2. Come Rain or Come Shine: A White Parent's Guide to Adopting and Parenting Black Children, by Rachel Garlinghouse
Mike and I are considering openness to transracial adoption. We both grew up, and currently live, in a mostly White area, so transracial adoption is one area in which I feel particularly ill-equipped. Family and friends tell me that they think black babies are so cute (and I agree), but those babies grow up to be black men and women. If we are a black child's parents, I want to make sure that we provide the support, mentors, and resources they need to become confident adults. If we adopt transracially I know our adoptive family will stand out. That means questions. I want to be prepared to speak in confidence and in a way that honors my son or daughter.

This book was an amazing resource in my humble opinion! It was written by an adoptive mom with two black daughters. The chapters discuss preparing for transracial adoption, hair and skin care, answering others questions, creating a support network, and discussing adoption and race with your children. I really appreciated the author's caution about sharing two much information with others about your child's adoption story or history.

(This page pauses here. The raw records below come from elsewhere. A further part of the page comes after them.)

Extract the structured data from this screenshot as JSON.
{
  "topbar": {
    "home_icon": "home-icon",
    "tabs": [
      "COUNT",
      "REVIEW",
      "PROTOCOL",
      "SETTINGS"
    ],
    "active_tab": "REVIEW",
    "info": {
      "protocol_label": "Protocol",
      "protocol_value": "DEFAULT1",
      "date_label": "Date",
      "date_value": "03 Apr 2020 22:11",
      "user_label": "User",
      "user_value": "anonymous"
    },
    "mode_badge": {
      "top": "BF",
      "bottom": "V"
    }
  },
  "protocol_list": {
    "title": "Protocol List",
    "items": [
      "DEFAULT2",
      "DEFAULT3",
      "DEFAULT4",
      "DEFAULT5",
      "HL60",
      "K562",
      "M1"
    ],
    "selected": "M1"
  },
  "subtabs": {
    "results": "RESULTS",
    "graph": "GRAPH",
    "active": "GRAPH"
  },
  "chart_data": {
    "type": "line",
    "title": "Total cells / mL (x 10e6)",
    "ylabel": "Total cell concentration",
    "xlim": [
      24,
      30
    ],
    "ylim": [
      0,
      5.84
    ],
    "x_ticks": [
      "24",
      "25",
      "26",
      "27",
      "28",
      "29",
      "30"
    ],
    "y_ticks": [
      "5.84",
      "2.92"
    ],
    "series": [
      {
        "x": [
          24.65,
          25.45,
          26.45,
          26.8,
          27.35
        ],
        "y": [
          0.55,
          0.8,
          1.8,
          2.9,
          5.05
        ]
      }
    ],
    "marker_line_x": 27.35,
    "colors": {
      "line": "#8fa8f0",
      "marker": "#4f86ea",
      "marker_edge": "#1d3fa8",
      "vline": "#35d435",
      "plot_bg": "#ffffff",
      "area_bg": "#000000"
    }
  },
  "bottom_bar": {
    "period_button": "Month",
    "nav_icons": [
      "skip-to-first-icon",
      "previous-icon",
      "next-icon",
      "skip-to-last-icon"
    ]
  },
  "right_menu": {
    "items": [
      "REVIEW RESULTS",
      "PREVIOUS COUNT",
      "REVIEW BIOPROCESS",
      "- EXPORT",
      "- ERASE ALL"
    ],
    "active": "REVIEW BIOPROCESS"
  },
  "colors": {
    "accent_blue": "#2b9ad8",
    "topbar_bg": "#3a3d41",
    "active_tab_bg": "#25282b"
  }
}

That story is your child's to tell.  Just because someone asks doesn't mean I am obligated to tell (for a "chronic over-sharer," this is something I will need to be really deliberate about!).

My favorite part of the book is end of each chapter. Each chapter closes with questions for discussion ( maybe for you and your spouse?), practical application tips to illustrate the topic, and resources for BOTH parents and kids (books, magazines, movies, etc). I know I will use the resource lists in this book over and over (and over) again.



3. Adoption: Choosing It, Living It, Loving It. by Dr. Ray Guarendi
Growing up my mom used to listen to Dr. Ray Guarendi give parenting advice on Catholic radio. My hubby loves listening to Dr. Ray now. Dr. Ray is a Catholic psychologist who is known for his practical, no-nonsense advice to raising healthy, well-adjusted children. I knew he had a lot of kids, but it wasn't until I started reading this book that I found out that all of his 10 children were adopted. Wow! I guess that gives him some credibility, when it comes to talking about adoption.  

I wrote more about this book in a prior post, but wanted to include it this series of reviews, because it's just that good!  The book covers several helpful topics, such as different ways to adopt, home studies (the process whereby a couple is approved), how to talk about adoption with your child(ren), answering questions from family, friends and people at the grocery store, open adoption, transracial adoption, special needs adoption, birth order, discipline, and costs. He addresses issues in a practical, entertaining, and often humorous way. 

For example, regarding the potentially unknown, or even known, background of the child, Dr. Ray says: "Genetics maybe the foundation of the road, but Mom and Dad are driving the bus. The kids sit in separate seats, but the bus is going in the same direction. Once more, 'You can't know what your getting.' Absolutely true, no one can, be it with a birth or an adopted child. Much of the genetic world lies beyond our control, even understanding. Yes, there may be more unknowns in the histories of adoptive children, but how and where those unknowns become known is the big unknown. If one wants certainty in life, having a child is not the place to start" pg. 45.

***
I've come to realize that I will probably be reading about adoption for the rest of my life. Thankfully I don't think there will be any shortage of books on the topic. I hope to post my second set of reviews soon.